If you witnessed one of these events and/or if you have a video or a photo of these events, please
Submit an Official Fireball Report
If you want to learn more about Fireballs: read our Fireball FAQ.
Fireball over Germany: 60 reports from 4 countries
We first received 60 reports (so far) about of a slow green fireball seen above north Germany on Tuesday, April 16th 2019 around 21:50 Universal Time (23:50 local time – CEST). The event was mainly seen from Germany but we also received reports from Sweden, Denmark and the Netherlands.
The preliminary 3D trajectory computed based on all the reports submitted to the AMS* shows that the fireball was traveling from South East to North West and ended its flight right above Hamburg.
Fireball over Delaware: Over 400 reports from 9 states
We also received 407 reports so far about another bright and green fireball that happened over Delaware the same night at 02:57 Universal Time (10:57pm EDT). We received reports from Washington DC, Delaware, Maryland, North Carolina, New Jersey, Pennsylvania, South Carolina, Virginia, and West Virginia.
The preliminary 3D trajectory computed based on all the reports submitted to the AMS shows that the fireball was traveling from North to South and ended its flight in the Atlantic Ocean in front of Bethany Beach, DE. It means that if anything survived, it’s in the water.
Several thousand meteors of fireball magnitude occur in the Earth’s atmosphere each day.
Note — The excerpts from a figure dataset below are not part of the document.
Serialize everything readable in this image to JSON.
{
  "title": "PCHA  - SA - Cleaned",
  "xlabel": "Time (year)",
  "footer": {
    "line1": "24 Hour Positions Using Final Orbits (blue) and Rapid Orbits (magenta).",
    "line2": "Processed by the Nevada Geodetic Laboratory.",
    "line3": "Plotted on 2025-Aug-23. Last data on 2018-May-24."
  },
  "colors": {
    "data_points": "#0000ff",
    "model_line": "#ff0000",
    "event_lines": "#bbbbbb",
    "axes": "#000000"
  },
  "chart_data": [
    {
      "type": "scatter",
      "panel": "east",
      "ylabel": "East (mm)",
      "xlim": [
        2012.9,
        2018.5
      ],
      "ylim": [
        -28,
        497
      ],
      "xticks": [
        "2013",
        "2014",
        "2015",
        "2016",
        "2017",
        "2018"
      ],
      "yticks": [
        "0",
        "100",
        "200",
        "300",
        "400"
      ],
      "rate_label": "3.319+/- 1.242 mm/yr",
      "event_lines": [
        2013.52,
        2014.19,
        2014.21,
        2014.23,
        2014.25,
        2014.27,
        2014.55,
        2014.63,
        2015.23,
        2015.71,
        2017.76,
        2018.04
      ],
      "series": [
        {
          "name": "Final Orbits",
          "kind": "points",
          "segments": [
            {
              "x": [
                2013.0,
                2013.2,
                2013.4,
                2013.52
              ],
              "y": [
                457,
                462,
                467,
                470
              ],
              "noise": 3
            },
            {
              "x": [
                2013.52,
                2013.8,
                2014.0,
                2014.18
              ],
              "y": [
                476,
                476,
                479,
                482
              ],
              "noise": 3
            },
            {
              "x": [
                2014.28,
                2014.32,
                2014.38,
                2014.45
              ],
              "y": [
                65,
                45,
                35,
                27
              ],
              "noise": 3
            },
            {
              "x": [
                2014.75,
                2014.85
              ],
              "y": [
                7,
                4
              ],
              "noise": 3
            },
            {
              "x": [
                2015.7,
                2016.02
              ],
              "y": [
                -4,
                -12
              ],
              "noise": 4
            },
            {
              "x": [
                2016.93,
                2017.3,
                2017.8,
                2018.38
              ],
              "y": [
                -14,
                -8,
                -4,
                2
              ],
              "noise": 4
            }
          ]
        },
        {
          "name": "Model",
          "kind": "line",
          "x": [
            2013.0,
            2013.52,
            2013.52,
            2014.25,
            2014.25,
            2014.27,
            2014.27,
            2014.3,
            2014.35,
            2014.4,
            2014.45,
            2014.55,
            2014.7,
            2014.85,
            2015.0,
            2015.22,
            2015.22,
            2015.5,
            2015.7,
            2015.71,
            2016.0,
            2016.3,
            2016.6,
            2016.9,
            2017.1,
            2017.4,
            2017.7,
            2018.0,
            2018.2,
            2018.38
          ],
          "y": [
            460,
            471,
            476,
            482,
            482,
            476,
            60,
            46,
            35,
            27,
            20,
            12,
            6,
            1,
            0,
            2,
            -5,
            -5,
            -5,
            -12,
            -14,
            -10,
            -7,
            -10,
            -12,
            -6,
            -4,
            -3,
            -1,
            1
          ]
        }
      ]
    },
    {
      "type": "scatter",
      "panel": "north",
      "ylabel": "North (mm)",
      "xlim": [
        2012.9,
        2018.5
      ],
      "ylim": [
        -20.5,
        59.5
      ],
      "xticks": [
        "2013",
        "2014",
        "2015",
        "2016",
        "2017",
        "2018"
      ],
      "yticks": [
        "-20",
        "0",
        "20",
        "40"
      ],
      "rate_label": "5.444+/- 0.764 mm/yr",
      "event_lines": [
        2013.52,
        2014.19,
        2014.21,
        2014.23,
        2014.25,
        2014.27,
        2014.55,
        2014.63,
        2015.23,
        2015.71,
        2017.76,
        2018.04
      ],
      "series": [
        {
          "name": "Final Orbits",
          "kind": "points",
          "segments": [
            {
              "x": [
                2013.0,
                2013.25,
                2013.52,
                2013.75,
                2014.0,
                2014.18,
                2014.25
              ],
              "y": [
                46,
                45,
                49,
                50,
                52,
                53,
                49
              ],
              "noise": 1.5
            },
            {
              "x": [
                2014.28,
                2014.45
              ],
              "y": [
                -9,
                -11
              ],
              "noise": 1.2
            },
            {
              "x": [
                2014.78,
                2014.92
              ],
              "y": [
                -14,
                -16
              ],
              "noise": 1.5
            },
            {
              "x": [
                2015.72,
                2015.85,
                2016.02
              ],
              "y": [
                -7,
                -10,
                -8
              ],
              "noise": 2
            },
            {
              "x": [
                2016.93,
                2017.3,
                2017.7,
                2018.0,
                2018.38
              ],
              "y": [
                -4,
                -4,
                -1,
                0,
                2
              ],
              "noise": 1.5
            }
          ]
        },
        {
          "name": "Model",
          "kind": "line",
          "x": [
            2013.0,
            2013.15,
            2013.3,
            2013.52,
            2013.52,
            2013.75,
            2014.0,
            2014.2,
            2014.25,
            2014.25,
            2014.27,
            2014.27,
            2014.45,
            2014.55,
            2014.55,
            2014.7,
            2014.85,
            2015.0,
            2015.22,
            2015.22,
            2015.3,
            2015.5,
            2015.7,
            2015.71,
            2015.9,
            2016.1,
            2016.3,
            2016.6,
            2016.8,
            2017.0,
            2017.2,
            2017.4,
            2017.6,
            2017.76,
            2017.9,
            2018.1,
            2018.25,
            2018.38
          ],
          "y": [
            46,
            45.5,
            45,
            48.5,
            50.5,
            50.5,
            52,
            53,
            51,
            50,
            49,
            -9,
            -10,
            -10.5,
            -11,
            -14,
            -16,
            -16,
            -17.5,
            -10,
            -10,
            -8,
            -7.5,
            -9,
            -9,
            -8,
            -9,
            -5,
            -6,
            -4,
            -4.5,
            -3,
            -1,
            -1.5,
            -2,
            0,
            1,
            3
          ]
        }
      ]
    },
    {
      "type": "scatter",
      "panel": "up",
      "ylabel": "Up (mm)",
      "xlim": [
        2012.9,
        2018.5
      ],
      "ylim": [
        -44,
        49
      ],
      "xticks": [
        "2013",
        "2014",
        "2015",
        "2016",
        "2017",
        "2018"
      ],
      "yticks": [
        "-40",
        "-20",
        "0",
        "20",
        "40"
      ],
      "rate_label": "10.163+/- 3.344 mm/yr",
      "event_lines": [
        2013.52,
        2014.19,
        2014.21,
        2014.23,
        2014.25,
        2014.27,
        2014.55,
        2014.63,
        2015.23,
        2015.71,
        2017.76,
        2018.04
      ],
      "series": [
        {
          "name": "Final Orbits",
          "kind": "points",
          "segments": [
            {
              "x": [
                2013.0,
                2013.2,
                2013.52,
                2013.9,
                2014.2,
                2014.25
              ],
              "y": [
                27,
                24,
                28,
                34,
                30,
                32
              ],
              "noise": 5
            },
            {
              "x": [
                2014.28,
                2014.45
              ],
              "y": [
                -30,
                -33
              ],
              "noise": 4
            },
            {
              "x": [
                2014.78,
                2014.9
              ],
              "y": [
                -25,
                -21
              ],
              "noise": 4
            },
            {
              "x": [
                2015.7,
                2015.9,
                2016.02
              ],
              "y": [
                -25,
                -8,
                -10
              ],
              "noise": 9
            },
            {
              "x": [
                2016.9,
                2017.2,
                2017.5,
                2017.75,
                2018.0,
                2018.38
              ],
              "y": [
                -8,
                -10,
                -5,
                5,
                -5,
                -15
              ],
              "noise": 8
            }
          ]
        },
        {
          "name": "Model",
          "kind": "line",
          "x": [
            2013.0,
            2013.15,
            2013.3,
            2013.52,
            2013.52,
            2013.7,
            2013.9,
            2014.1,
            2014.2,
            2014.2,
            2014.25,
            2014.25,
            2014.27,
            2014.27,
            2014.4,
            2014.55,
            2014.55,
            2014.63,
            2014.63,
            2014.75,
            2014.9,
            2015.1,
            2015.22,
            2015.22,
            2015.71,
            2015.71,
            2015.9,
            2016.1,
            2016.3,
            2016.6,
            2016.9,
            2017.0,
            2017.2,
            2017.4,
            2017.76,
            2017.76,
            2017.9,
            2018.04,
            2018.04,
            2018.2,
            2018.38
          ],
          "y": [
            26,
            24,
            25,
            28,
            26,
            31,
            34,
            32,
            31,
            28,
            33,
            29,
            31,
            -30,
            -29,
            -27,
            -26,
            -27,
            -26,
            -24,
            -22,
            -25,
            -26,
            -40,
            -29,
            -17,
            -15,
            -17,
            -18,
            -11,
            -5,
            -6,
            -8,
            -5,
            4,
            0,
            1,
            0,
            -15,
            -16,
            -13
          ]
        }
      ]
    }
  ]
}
The vast majority of these, however, occur over the oceans and uninhabited regions, and a good many are masked by daylight. Those that occur at night also stand little chance of being detected due to the relatively low numbers of persons out to notice them.
Additionally, the brighter the fireball, the more rare is the event. As a general thumb rule, there are only about 1/3 as many fireballs present for each successively brighter magnitude class, following an exponential decrease. Experienced observers can expect to see only about 1 fireball of magnitude -6 or better for every 200 hours of meteor observing, while a fireball of magnitude -4 can be expected about once every 20 hours or so.